Sunday, February 20, 2011

Skunk Hour

I feel like "Skunk Hour" rounds out this section of poems rather well. It hits on several of themes of the section: his family members (mostly focused on his father), his illness, and the colors (with a focus on blue), and nature. The very first verse stanza seems to be about his grandparents. The allusion to "first selectman" who would otherwise serve as the head of the town or village could be a reference to his grandfather whom Lowell looked up to. The fact that the first selectman is also a farmer, and Lowell refers to his Grandfather owning a farm in "My Last Afternoon with Uncle Devereux Winslow," also helps this assumption. The hermit heiress' son being a bishop then would reflect the first poem of the section which focuses on the death of Lowell's uncle. The second stanza also seems to be a reflection of the first few poems with the mention of "hierarchic privacy," and "Queen Victoria's century."

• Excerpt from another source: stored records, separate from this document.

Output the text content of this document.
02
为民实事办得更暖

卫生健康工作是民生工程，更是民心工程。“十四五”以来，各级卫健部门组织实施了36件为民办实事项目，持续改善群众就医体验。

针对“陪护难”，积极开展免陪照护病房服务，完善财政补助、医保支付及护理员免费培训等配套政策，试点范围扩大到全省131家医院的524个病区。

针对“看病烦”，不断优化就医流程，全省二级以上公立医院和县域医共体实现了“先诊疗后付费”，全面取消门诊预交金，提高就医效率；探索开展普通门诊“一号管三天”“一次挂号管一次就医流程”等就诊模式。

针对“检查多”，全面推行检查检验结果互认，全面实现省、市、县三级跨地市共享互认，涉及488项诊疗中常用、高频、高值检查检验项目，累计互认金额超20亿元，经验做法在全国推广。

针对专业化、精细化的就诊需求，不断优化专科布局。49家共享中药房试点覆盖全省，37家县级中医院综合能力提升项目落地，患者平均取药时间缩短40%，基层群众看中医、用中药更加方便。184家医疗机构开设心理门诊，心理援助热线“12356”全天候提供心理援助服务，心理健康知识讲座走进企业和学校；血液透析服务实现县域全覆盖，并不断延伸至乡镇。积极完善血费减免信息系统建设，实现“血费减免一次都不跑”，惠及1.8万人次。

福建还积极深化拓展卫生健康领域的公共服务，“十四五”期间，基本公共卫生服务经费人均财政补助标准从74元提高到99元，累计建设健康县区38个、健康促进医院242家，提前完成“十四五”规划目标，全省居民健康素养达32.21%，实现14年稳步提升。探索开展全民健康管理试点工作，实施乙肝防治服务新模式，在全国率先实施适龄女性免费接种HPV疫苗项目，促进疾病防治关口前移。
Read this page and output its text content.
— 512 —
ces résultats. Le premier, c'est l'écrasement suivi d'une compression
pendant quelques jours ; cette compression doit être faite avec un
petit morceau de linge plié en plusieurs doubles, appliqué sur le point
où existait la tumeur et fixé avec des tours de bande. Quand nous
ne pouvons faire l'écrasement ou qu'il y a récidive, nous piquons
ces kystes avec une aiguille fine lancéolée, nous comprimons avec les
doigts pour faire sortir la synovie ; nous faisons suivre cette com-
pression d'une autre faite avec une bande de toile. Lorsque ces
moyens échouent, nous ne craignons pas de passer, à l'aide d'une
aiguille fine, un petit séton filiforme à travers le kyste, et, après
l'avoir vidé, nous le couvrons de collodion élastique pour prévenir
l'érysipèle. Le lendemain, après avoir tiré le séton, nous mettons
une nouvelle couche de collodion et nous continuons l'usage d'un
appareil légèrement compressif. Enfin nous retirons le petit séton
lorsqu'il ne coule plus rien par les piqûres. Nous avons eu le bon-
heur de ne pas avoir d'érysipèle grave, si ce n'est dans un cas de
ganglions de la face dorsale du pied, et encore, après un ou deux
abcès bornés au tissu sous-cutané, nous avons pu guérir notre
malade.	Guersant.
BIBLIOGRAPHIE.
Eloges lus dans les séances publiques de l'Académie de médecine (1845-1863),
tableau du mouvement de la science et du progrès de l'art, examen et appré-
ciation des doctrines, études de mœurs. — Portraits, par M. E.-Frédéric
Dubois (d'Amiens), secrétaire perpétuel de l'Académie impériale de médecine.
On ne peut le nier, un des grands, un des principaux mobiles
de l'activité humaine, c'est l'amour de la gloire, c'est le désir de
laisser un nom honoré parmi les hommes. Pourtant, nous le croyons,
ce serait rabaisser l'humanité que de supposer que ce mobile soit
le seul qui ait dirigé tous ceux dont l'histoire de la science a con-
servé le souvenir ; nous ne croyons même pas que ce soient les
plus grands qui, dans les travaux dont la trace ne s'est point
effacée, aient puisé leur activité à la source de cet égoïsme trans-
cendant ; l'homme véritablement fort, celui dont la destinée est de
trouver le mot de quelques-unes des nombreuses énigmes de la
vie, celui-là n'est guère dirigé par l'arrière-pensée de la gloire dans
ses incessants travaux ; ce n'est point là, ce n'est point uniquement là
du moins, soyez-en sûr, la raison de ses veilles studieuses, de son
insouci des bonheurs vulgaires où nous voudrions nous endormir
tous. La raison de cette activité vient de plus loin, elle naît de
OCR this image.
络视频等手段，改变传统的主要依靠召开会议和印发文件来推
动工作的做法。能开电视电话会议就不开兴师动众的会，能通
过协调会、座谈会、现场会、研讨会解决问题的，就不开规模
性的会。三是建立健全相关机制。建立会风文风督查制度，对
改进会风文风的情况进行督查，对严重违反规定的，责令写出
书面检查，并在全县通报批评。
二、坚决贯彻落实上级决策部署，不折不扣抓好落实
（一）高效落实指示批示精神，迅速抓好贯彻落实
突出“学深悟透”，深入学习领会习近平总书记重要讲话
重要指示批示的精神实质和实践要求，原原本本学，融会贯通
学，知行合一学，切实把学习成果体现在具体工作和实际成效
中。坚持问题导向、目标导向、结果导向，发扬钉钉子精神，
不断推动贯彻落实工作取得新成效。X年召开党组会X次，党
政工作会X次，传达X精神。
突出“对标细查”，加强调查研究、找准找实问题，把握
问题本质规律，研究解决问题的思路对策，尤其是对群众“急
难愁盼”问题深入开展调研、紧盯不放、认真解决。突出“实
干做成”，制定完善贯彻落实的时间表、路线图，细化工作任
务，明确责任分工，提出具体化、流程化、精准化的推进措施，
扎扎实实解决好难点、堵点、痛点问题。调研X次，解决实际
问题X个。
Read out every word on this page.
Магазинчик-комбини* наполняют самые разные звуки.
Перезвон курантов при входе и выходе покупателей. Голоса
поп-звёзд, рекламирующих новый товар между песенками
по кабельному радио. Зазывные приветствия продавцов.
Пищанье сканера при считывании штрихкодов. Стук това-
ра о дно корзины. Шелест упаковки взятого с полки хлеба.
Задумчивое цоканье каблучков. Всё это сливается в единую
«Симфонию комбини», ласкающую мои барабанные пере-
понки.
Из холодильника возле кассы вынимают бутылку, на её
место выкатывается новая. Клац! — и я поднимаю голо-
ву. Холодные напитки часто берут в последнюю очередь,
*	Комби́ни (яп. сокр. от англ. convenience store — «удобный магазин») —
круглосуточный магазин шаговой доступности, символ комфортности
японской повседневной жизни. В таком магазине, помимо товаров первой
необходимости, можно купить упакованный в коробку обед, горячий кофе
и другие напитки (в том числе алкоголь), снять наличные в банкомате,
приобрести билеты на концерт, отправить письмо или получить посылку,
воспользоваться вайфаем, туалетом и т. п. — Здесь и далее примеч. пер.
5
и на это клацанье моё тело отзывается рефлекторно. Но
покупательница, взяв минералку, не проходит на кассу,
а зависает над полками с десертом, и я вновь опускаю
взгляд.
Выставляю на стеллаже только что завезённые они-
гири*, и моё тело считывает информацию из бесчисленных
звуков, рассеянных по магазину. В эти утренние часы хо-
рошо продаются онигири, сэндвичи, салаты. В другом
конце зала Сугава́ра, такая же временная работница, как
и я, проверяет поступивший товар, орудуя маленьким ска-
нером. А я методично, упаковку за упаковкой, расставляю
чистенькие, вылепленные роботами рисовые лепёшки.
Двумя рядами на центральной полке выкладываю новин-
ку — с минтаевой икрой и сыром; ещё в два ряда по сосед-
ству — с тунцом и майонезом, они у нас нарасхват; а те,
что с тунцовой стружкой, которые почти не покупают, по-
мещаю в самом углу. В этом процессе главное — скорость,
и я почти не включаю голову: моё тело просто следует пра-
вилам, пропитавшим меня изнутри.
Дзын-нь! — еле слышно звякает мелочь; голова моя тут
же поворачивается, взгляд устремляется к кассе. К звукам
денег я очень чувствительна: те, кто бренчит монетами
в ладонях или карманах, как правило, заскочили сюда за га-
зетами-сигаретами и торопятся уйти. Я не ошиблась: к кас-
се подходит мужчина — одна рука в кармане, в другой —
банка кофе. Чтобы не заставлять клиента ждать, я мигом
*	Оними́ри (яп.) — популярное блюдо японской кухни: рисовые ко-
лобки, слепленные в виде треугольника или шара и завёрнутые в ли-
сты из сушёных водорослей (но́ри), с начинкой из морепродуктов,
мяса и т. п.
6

The third and fourth stanza are more about the poems involving his parents. Especially given the language: L.L. Bean (a recreational store), lobstermen, summer millionaire, etc. (clearly all pertaining to his father who once served in the Navy). The fifth and sixth stanzas reflect the poems like "Waking in the Blue" and "Home After Three Months Away" which deal directly with Lowell's struggle with his psychological issues and the time he spent in a sanitarium. He bluntly ends the fourth stanza with "My mind's not right." Then further adds to a description of his own suffering with "...I hear/my ill-spirit sob in each blood cell,/as if my hand were at its throat.../I myself am hell."

Finally, we end the poem with the final two stanzas describing a night in the life of a family of skunks while Lowell watches. Descriptions of nature from Lowell's perspective hearken to the last few poems of this section such as "Memories of West Street and Lepke" and "Man and
Wife." Both of the aforementioned poems describe Lowell (or the narrator) admiring nature. In "Memories" he talks about the lives going on around him and even mentions "the man/scavenging filth in the back alley trash cans" very much so like the skunks in "Skunk Hour." All of the references to black and white objects in the last two stanzas (skunks, white stripes, moonlight, moonstruck eyes, chalk-dry, sour cream, ostrich tail) sends me back to the very first poem of the selection ("My Last Afternoon") in which he mentions his uncle blending "to the one color" right after he describes a black pile and a white pile. Given all of these references to the earlier poems, and the progression of the final poem itself, I would have to say that it is the perfect way to end the entire section.